Implication Of The Findings

The Chinese study isn’t the first one that claims that the Omicron variant did originate in mice. Since the beginning of the pandemic in 2020, multiple reports have reported on mouse-adapted SARS-CoV-2.

A study by the Imperial College of London had found that the Omicron variant was now able to infect domestic poultry, horseshoe bats, and mice. While these findings will form a part of a larger discussion, there is one thing that remains certain and that is reinforcing the big uncertainty that the virus brings with it.

The findings go to show that the variant can now evolve in any direction and that there is no fixed route of transmission.

If the findings were to go by, then it seems that the virus now has an increased chance of infecting more animals, thereby expanding the array of hosts where it can originate from.
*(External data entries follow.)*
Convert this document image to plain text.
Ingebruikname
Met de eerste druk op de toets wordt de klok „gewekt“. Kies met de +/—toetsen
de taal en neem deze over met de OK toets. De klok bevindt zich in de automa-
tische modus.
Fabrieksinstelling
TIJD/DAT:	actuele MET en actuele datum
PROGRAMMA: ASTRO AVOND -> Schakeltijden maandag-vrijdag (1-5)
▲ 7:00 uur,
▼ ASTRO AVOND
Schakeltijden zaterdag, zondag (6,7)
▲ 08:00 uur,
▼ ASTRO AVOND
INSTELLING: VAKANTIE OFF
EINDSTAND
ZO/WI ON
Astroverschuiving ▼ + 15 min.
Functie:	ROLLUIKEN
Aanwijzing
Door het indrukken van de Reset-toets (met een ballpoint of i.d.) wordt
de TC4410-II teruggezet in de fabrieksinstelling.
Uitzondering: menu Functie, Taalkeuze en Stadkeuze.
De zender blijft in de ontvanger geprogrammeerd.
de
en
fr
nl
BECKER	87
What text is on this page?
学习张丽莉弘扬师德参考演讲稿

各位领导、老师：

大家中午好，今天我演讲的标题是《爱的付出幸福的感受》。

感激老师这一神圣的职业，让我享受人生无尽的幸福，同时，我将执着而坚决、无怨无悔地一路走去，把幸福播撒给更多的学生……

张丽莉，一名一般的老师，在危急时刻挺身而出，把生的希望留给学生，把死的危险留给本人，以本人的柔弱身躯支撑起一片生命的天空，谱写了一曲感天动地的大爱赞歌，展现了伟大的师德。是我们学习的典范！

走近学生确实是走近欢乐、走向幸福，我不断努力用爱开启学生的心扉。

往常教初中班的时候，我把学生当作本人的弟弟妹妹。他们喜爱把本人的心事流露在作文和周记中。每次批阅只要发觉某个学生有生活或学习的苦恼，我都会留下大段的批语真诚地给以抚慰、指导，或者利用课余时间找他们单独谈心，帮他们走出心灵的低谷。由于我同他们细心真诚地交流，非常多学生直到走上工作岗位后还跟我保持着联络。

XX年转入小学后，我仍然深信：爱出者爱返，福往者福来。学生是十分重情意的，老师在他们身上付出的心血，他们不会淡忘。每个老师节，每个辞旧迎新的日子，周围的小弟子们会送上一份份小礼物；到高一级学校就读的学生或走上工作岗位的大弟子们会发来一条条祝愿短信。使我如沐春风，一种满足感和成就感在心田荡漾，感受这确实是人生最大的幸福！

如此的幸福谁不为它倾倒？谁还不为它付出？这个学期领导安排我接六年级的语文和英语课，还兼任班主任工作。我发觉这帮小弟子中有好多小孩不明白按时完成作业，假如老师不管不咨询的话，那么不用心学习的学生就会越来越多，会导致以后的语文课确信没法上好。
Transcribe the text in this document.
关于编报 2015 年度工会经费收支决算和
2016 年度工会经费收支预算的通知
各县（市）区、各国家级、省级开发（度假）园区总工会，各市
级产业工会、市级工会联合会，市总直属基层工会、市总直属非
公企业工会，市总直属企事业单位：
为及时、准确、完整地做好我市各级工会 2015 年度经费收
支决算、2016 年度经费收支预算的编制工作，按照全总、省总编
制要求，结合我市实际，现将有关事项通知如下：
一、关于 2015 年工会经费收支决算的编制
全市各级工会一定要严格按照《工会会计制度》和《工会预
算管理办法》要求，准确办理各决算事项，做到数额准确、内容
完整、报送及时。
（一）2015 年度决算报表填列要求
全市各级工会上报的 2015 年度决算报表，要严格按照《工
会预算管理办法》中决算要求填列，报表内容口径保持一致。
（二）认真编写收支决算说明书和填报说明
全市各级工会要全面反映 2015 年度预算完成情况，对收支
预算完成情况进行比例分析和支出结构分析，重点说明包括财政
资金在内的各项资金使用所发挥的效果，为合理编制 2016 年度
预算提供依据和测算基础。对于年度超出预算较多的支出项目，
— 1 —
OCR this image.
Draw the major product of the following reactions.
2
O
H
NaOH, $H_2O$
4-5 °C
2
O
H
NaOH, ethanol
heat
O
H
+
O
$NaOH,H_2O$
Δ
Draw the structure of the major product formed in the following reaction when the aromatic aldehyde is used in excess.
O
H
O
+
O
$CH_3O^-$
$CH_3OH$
ALSO READ: Drugs Used In Covid-19 Pills Effective Against Omicron, Study

The Chinese scientists allude to this. “Humans represent the largest known reservoir of Sars-CoV-2, and frequently come in contact with other animals, including livestock animals, pets, or wild animals that invade homes searching for food and shelter,” they said in their conclusion.

“Given the ability of Sars-CoV-2 to jump across various species, it appears likely that global populations will face additional animal-derived variants until the pandemic is well under control. Our study thus emphasises the need for viral surveillance and sequencing in animals, especially those in close contact with humans”.

The origins of the variant are among the key questions of research into the coronavirus right now, with implications for the future of the pandemic.

Many scientists have been skeptical of the animal-origin story of Omicron, although generally, they believe it’s too early to fully understand the origins of the variant. Nevertheless, it’s an important question as it could help us predict and prevent the rise of dangerous variants in the future.